There’s freedom behind a motorcycle helmet.
Nobody knows who you are.
No name. No jersey number. No six brothers who’d been famous longer than I could legally drive, and no one stopping me on the sidewalk to ask if I was actually related to the Chris Kingman.
So when I find Clover stuck in a tree with her cat, I keep the helmet on.
I crack Mandalorian jokes, rescue her and her cat, and feel like an absolute genius when I ask for her number and she gives it to me.
I am, in fact, an idiot. She’s the new Dance and Cheer coach for the Cincinnati Tigers. The team where I happen to be the starting quarterback.
I can’t keep this secret from her. That’s a douchepotato move.
She figures it out before I can tell her. Which somehow manages to be worse.
And just to throw a monkey in our wrench the boss has assigned us to work together on a super-secret project to unmask whoever is sabotaging the team, and our cover? Of course, it’s fake dating.

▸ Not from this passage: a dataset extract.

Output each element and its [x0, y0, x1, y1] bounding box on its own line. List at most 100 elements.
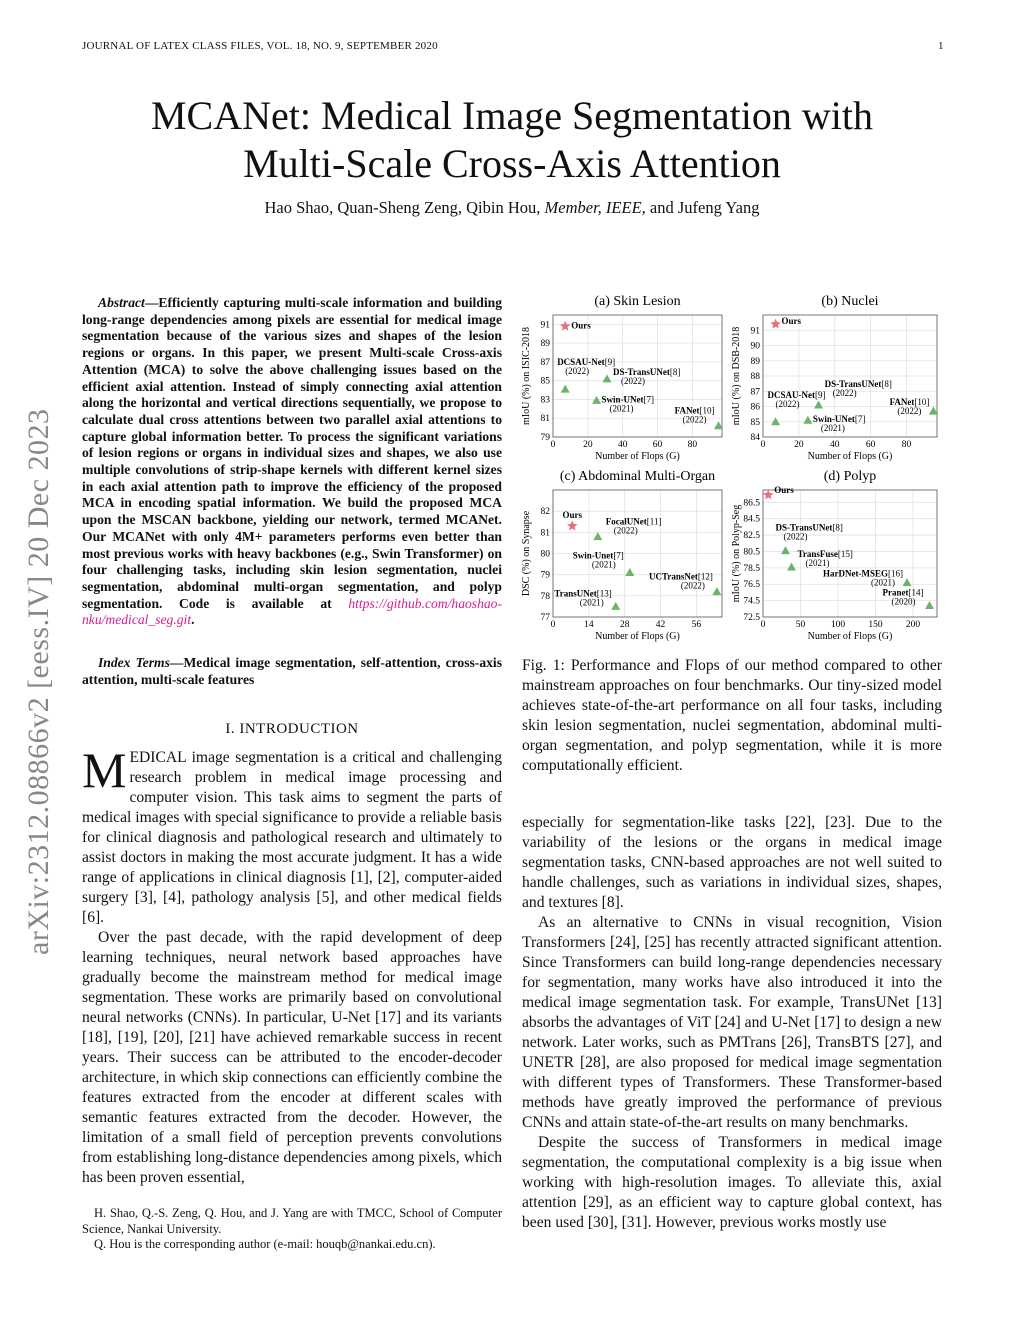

We’ll do it because Clover moved to Cincinnati to do the impossible: build a body-diverse professional cheer squad in a league that’s never had one, for a team that everyone says is going nowhere.
Someone powerful is betting she’ll fail. She’s taking that bet, and I’m going to be there to make sure nobody hurts her.
This sports romance features a chaotic quarterback with a secret business empire and zero chill about his feelings, a plus-size heroine holding the door open for every woman who was told the dream wasn’t for her, two cats with better emotional intelligence than their owners, and that Bridgertons-meets-American-Football family who will absolutely deploy every brother and one mastermind sister before this season is over.